Hagi had taken him to Rome’s Urbe airport, where they handed back the rental car and where the ENT aircraft was waiting for Manfredi to take him to Zurich in time for the Nairobi flight. In this way, despite the two-hour difference in the time zone, he’d arrived in time to open the hospital. They still had to clarify why Manfredi’s name didn’t appear on any passenger list, but Balistreri had his answer for that.
This was all purely investigative reconstruction; there wasn’t even any proof of Manfredi’s presence at the crime scenes, not even in the cases of Ajello and Paul. In regard to Giovanna Sordi, it was probable that he’d approached her on the Sunday morning after Mass. Manfredi was with Elisa when her mother called, therefore he knew the subject of that conversation and so had persuaded her. But this was only more investigative speculation.
The only hard fact was the attack on Linda Nardi. During that long evening meeting on the evening of July 23, the government, the chief of police, the prosecutor’s office. and the police all chose to keep the matter quiet. Manfredi’s tragic end was minimized and set apart from the rest. An old Charlemagne School friend who was showering his attention on Linda Nardi. An argument with her actual lover, and then his tragic death. Nothing about a serial killer, nothing about scalpels, nothing at all.

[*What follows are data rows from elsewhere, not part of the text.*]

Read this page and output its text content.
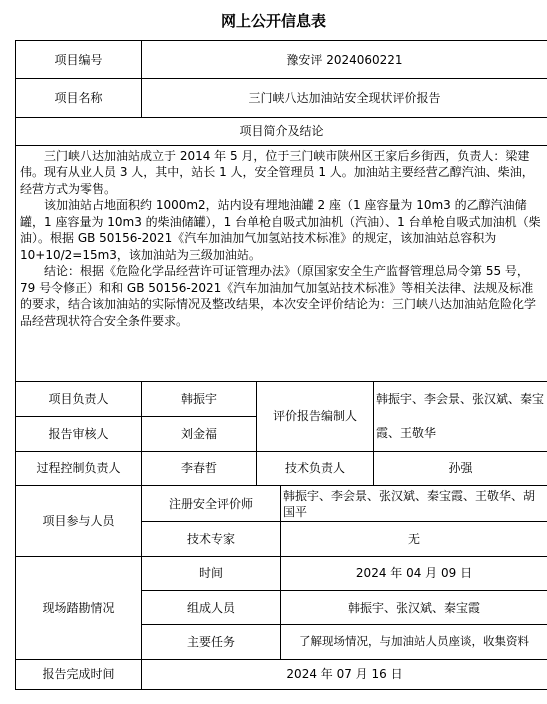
网上公开信息表
项目编号	豫安评 2024060221			
项目名称	三门峡八达加油站安全现状评价报告			
项目简介及结论				

三门峡八达加油站成立于 2014 年 5 月，位于三门峡市陕州区王家后乡街西，负责人：梁建伟。现有从业人员 3 人，其中，站长 1 人，安全管理员 1 人。加油站主要经营乙醇汽油、柴油，经营方式为零售。

该加油站占地面积约 1000m2，站内设有埋地油罐 2 座（1 座容量为 10m3 的乙醇汽油储罐，1 座容量为 10m3 的柴油储罐），1 台单枪自吸式加油机（汽油）、1 台单枪自吸式加油机（柴油）。根据 GB 50156-2021《汽车加油加气加氢站技术标准》的规定，该加油站总容积为 10+10/2=15m3，该加油站为三级加油站。

结论：根据《危险化学品经营许可证管理办法》（原国家安全生产监督管理总局令第 55 号，79 号令修正）和和 GB 50156-2021《汽车加油加气加氢站技术标准》等相关法律、法规及标准的要求，结合该加油站的实际情况及整改结果，本次安全评价结论为：三门峡八达加油站危险化学品经营现状符合安全条件要求。				

项目负责人	韩振宇	评价报告编制人		韩振宇、李会景、张汉斌、秦宝霞、王敬华
报告审核人	刘金福			
过程控制负责人	李春哲	技术负责人		孙强
项目参与人员	注册安全评价师		韩振宇、李会景、张汉斌、秦宝霞、王敬华、胡国平	
	技术专家		无	
现场踏勘情况	时间		2024 年 04 月 09 日	
	组成人员		韩振宇、张汉斌、秦宝霞	
	主要任务		了解现场情况，与加油站人员座谈，收集资料	
报告完成时间	2024 年 07 月 16 日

The torture and deaths of the young women were all attributed to Hagi, who had been present the entire time—the perfect scapegoat. Hagi had been killed in an exchange of fire with the police during Fiorella Romani’s dramatic rescue. Francesco Ajello had been his accomplice, and Hagi had killed him while he was alone in the villa. How he came to do this, given that he was handcuffed and unarmed, was never explained.
Count Manfredi dei Banchi di Aglieno was informed of the tragic accident in which his son lost his life by an apologetic chief of police, while he was in Nairobi and embarking on the night flight to Frankfurt.
Balistreri accepted everything without objection. He was able to make sure that the name of Linda Nardi’s lover who accidentally killed Manfredi dei Banchi di Aglieno remained hidden away in the archives of the prosecutor’s office. It was a feeble secret, but one that nevertheless would enable him to buy a little time.